Oregon City Schoolhouse
Upon hearing about the California Gold Rush, a large emigrant party of Oregonians from the Willamette Valley took the Siskiyou Trail down to this spot near the Feather River. It had a large population by 1850, but had mostly disappeared by 1855. The schoolhouse seen here was built in 1877, ran until the 1960s and is now an occasionally opened museum.
The leader of the Oregon Emigrants was Peter Burnett, raised in Missouri, who had already been involved defending Mormons during their migration, and a legislator and justice in Oregon most noted for his laws expelling all African-Americans from the territory. In California he became rich selling lots in Sacramento, saw the California Constitutional Convention in Monterey, and became the first (and only) Provisional Governor of California Territory. Less than a year later, California became a state and Burnett became the first (Anglo) Governor of California.

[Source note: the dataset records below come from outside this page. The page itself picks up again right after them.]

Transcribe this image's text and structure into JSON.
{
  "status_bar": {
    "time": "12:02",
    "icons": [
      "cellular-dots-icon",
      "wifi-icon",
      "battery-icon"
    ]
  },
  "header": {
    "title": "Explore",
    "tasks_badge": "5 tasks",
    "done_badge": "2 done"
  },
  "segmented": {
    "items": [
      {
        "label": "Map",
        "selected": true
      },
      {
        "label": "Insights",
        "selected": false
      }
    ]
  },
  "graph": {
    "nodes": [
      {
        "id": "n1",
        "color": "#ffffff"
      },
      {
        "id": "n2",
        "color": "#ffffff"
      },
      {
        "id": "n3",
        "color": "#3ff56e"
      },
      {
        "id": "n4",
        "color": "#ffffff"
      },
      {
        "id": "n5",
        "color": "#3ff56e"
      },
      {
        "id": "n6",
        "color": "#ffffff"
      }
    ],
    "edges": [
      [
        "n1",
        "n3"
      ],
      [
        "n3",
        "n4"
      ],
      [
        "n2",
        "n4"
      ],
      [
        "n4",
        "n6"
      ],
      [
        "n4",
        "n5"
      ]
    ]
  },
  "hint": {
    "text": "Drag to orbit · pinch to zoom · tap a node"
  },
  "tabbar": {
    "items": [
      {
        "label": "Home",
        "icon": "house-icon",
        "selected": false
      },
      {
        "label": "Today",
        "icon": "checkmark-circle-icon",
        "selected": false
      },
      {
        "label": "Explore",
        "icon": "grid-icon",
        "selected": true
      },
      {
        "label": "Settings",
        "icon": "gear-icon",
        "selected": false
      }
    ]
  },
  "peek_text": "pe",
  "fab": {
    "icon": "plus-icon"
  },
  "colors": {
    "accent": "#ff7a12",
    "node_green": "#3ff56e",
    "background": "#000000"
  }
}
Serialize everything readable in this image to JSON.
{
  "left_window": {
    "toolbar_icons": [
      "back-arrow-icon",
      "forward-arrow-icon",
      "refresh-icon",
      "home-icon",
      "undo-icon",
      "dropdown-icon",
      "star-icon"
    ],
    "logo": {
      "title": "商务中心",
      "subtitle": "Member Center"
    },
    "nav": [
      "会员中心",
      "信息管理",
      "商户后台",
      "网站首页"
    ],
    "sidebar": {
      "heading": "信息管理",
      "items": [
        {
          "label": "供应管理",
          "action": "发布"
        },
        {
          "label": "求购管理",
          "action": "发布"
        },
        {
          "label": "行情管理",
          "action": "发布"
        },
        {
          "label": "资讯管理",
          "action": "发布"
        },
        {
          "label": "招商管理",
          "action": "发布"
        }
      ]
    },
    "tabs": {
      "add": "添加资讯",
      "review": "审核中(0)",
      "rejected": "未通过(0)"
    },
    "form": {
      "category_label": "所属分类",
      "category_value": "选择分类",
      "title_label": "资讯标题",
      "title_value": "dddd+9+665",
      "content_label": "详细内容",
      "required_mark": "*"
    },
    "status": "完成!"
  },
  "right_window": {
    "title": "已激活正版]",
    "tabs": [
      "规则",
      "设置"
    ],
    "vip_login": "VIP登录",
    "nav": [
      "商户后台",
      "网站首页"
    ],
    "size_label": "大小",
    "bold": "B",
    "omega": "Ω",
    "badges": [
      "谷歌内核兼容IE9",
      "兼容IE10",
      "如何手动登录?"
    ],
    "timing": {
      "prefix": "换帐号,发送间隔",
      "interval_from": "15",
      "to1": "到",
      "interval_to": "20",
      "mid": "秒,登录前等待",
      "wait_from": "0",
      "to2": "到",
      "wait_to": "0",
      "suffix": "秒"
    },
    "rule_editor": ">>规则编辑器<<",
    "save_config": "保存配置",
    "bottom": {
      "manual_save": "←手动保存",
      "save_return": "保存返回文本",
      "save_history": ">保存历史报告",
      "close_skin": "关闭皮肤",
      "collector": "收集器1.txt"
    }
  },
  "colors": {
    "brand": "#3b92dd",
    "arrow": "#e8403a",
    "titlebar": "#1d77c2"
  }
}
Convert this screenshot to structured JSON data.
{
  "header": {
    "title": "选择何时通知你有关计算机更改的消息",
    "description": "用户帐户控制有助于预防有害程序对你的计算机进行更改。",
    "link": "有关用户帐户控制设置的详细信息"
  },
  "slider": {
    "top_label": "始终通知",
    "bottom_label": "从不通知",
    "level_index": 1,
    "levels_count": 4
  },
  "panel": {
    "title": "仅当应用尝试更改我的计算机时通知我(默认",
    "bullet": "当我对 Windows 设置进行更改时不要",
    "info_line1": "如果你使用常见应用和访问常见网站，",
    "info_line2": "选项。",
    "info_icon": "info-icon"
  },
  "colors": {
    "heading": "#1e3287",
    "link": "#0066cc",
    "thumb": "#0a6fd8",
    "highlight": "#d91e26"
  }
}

Burnett's popularity quickly nosedived over his conflicts with the legislature over incorporating Sacramento and Los Angeles, excluding blacks from the state, and the putative 1850 Foreign Miners Tax. Stymied by the legislature, Burnett resigned in disgust.
Oregon City, Butte County, is to be distinguished from the Calaveras County ghost town of Campo Seco, which had historically also been named Oregon City.